Black Children Less Likely to Receive Diagnostic Imaging at ED Visit, found in 38 Hospitals

Findings were observed across 38 pediatric hospital emergency departments and across imaging modalities.

Black children consistently are less likely to receive diagnostic imaging than White children presenting to a pediatric emergency department, according to a study published online June 2 in JAMA Network Open.

Margaret E. Samuels-Kalow, M.D., from Massachusetts General Hospital in Boston, and colleagues examined the association between the diversity of the pediatric population seen at each pediatric emergency department and variation in diagnostic imaging practices. The analysis included more than 12.3 million visits to 38 children’s hospitals (2016 through 2019).

The researchers report that 28.7 percent of visits involved at least one diagnostic imaging test. Differences in frequency of diagnostic imaging were seen across 1.5 million visits, with imaging performed in 34.2 percent of visits for non-Hispanic White children, in 24.6 percent of visits for non-Hispanic Black children, and in 26.1 percent of visits for Hispanic children.

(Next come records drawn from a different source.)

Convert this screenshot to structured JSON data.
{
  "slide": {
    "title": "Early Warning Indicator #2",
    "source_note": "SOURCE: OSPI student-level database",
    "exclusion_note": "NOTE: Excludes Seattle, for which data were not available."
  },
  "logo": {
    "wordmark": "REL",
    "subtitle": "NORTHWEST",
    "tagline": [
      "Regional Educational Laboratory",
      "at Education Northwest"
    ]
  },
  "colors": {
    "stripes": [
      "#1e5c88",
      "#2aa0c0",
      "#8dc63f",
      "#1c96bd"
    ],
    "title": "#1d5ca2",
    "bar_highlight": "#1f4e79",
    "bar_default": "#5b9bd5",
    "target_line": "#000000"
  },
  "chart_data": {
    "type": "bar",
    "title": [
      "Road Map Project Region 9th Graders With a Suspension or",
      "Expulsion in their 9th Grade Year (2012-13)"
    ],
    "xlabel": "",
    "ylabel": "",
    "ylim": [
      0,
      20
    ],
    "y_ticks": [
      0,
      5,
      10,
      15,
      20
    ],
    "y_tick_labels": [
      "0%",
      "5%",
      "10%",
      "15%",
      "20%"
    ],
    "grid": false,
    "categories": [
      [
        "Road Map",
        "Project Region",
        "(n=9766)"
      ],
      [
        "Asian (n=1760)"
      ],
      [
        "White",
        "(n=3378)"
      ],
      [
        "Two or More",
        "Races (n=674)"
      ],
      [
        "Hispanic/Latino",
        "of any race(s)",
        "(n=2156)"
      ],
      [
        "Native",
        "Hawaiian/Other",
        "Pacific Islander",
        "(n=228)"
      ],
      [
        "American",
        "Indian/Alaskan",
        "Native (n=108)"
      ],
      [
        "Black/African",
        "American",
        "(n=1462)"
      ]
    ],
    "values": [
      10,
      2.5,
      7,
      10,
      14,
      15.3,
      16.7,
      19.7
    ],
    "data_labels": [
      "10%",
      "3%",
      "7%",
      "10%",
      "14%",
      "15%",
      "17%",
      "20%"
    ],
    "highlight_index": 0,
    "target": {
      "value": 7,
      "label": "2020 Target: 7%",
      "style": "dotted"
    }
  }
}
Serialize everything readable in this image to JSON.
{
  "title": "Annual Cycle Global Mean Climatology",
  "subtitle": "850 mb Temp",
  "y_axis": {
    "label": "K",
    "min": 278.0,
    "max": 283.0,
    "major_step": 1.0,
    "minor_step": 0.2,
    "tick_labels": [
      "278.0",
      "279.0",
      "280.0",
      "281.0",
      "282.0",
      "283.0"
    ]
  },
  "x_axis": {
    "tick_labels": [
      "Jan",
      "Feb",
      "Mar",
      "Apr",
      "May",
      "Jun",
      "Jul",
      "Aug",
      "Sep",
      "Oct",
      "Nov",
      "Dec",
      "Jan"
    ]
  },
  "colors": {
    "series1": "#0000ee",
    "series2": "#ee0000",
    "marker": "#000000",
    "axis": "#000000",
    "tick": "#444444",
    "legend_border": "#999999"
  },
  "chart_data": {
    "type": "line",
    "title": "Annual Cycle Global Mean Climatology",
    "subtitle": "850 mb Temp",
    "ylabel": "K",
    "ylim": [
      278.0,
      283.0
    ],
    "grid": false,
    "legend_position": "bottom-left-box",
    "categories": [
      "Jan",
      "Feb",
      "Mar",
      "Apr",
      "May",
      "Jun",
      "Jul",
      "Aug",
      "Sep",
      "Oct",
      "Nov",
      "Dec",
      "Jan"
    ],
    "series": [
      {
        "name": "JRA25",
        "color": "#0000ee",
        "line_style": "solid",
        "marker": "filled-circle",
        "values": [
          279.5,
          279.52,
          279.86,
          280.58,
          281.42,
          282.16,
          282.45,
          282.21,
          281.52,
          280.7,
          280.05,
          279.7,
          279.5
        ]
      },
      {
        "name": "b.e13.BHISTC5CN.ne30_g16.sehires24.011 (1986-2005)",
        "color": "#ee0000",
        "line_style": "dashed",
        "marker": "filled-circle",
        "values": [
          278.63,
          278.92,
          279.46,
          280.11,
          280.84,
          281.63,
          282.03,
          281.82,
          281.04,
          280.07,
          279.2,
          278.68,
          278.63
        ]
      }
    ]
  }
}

At each hospital and for all imaging modalities, non-Hispanic Black patients were consistently less likely to receive diagnostic imaging than non-Hispanic White patients. Greater imaging differences between non-Hispanic White and Black patients significantly correlated with the proportion of patients from minoritized groups cared for at the hospital.

“These findings suggest the need for interventions at the hospital level to improve equity in imaging in pediatric emergency medicine,” the authors write.

One author disclosed financial ties to the health and wellness industry.